The earnest author lets us know that we are not to expect “quick fixes.” But it’s not as though the current educational “system” has been able to resist seizing on possibilities and turning them into quick fixes and even imperatives— think of:
high stakes standardized tests, or data-driven systems increasingly employed to do everything from grade students’ essays to evaluate teachers’ performance on the basis of student test scores to implement unresearched personalized/competency/”knowledge ecology” systems that promise to solve problems that are defined by the advocates of such systems as the most urgent ones to address — such as the teaching of 21st century skills and 21st century compentencies, and the emergence of new ways of learning that must be incorporated as soon as possible and as thoroughly as possible — and introducing efficiencies into the labor- and resource-intensive process of helping our children increasingly participate in society.
When I put myself in the shoes of a researcher in “educational neuroscience” or one of the cognate fields of inquiry, I can feel the fascination of the science. When I put myself in the shoes of a teacher, student, parent, citizen, however, I feel the need to ask, just what equivalence is there between “precision medicine” and “precision education.” What are the issues of agency, authority, and control in each case, and how do they apply?
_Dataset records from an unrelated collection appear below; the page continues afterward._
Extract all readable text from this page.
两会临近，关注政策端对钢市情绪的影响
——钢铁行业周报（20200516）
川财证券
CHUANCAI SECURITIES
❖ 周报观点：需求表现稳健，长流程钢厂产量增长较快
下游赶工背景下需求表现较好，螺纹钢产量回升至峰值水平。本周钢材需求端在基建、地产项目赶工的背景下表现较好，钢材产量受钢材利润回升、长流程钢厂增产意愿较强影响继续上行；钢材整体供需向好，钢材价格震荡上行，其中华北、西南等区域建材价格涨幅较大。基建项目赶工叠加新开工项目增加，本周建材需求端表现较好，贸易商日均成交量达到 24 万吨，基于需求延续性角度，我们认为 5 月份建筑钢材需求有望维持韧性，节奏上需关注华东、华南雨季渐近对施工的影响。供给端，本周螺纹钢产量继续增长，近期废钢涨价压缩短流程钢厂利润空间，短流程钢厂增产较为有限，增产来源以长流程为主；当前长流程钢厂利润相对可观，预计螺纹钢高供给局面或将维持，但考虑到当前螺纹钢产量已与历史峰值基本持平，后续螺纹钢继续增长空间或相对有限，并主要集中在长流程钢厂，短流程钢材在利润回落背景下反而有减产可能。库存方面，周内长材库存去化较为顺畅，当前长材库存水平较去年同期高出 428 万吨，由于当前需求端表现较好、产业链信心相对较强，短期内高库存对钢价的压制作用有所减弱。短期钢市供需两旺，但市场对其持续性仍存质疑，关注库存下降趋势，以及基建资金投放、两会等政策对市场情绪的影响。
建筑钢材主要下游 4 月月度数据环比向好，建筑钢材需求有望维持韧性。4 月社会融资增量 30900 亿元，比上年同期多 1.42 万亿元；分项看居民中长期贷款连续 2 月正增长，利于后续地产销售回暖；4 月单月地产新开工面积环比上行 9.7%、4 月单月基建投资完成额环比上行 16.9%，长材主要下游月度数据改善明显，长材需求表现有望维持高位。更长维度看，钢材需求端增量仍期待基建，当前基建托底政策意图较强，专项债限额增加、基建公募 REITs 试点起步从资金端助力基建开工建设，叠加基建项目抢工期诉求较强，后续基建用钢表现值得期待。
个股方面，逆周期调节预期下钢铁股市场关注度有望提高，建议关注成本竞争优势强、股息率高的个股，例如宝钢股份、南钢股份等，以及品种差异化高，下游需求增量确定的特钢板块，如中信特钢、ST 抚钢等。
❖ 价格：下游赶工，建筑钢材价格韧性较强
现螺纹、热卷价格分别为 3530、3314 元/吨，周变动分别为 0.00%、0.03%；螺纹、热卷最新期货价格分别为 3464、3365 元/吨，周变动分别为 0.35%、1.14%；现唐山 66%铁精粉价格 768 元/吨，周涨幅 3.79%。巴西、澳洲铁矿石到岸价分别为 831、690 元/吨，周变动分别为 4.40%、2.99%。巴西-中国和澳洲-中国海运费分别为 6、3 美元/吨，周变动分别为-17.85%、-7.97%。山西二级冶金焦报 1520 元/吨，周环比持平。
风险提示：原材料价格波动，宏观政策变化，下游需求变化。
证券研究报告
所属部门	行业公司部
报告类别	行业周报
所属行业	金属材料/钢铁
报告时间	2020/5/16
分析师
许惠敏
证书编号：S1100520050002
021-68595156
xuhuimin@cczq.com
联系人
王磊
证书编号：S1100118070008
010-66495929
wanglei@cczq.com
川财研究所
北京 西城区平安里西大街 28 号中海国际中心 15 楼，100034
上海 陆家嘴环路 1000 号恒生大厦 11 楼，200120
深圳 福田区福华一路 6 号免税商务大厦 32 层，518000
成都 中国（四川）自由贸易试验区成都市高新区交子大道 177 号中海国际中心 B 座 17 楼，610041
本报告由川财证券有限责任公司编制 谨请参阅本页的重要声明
So far, if I have cancer (or a head-cold), I can exercise some choice about how this will be addressed. I may well cede authority to a physician to carry out the choice, I will rely on her recommendations for which path to try, but I can choose A or B, or neither — on the basis of probabilities, or reasoning about consequences, or feelings, or whim.
On the other hand, when “precision education” systems, informed by educational neuroscience, emerge which (to quote the BOLD essay) ” lead to recommendations for policymakers, who can advocate for the use of scientifically-tested modern teaching and learning methods in schools, ” how will that look?
What agency will a teacher, parent, or student have? What level of evidence will be expected, before the new “findings” are put into practice? What kinds of critique will be accepted — from the point of view of power relationships, moral agency, the implicit values of the technology and their effects on culture and on individual lives (I recommend Ursula Franklin‘s work as a good place to start — check out her Massey lectures “The real world of technology” here, briefly summarized by an admirer here).
There are so many ways in which our government and the economic system experiment on us without our knowledge or consent, and so little recourse for someone who suffers “collateral damage” — it’s best that we think and feel and argue about all this soon.
NOTE: The opinions expressed here are those of the author alone, and not necessarily those of MSPnet, TERC, or the National Science Foundation.